College of Liberal Arts & Social Sciences Theses and Dissertations

Graduation Date

6-2012

Document Type

Dissertation

Department/Program Conferring Degree

Philosophy

Keywords

violence, life, animals, critical theory, dialectics

Abstract

My dissertation offers the first sustained engagement with the question of violence in the works of Jacques Derrida and Theodor Adorno. I argue that the conjunction of questions of violence and with those of “life” indicates a profound sympathy in their thinking and suggests the need to develop a critical dialogue between discourses of life (ecology, environmental science, etc) and philosophy. In early works such as Of Grammatology and “The Actuality of Philosophy,” Derrida and Adorno contend that the structures of thought, meaning, and signification are necessarily incomplete and, as such, are always marked by violent exclusions. “Archē-violence” and “dialectics” are names for this originary violence. Both Derrida and Adorno argue that this violence fundamentally shapes thought’s relationship to the world. The notions of “reparatory violence” and “interpretation” in the works cited above give way in later texts to notions of “sovereignty,” “autoimmunity,” “identity thinking,” and “exchange” as ways to understand the passage from structural to empirical violence.

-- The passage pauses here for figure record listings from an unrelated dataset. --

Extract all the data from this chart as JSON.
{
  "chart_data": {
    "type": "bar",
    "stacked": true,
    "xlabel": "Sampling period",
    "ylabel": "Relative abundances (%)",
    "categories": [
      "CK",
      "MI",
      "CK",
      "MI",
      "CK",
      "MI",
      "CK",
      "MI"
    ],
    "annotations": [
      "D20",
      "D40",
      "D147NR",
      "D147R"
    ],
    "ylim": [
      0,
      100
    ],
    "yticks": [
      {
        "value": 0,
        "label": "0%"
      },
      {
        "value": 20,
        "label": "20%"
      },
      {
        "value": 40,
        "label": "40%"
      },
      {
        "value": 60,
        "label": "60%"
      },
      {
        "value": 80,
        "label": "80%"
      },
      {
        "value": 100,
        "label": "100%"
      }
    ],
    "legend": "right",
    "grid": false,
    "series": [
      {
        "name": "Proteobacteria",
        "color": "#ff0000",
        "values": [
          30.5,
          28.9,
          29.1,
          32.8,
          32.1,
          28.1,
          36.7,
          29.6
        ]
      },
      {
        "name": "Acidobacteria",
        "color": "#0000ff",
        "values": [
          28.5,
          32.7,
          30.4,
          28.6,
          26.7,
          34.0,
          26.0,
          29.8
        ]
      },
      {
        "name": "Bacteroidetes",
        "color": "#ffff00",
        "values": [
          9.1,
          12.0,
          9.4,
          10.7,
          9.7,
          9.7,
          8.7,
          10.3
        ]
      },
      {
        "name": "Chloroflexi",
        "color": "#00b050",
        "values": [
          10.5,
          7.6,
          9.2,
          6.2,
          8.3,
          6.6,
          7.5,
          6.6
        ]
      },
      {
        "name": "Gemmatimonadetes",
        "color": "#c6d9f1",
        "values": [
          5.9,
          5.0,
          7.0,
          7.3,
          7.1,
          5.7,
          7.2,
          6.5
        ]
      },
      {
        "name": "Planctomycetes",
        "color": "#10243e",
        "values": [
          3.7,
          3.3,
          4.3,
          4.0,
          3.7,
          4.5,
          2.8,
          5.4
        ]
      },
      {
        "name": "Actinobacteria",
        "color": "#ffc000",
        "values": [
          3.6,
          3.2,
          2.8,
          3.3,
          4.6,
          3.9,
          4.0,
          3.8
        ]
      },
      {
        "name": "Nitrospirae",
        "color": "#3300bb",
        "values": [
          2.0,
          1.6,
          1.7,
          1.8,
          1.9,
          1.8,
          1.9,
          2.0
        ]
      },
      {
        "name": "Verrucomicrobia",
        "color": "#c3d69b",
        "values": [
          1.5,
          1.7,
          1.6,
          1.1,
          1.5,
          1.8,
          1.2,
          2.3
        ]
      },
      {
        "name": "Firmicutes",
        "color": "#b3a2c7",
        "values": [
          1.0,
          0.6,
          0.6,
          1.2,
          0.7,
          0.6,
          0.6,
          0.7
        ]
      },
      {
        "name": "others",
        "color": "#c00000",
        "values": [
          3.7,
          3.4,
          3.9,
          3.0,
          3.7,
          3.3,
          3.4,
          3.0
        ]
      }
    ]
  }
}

Of particular interest is the relationship between violence and “life.” In their later works (Rogues, The Beast and the Sovereign Lectures, Minima Moralia, and Negative Dialectics, etc), this relation emerges both in terms of the violent denial and annihilation of life implied in the reductive logics of “logocentrism” and “identitarian thinking,” and in the question of “animal life,” the question of who counts as “human,” and who or what can be included in the “human” community. Hence, my dissertation situates the historical and philosophical concern for violence in relationship to the questions of “life” and, in so doing, enters into the growing conversation surrounding violence and environmentalism that can be heard across the humanities.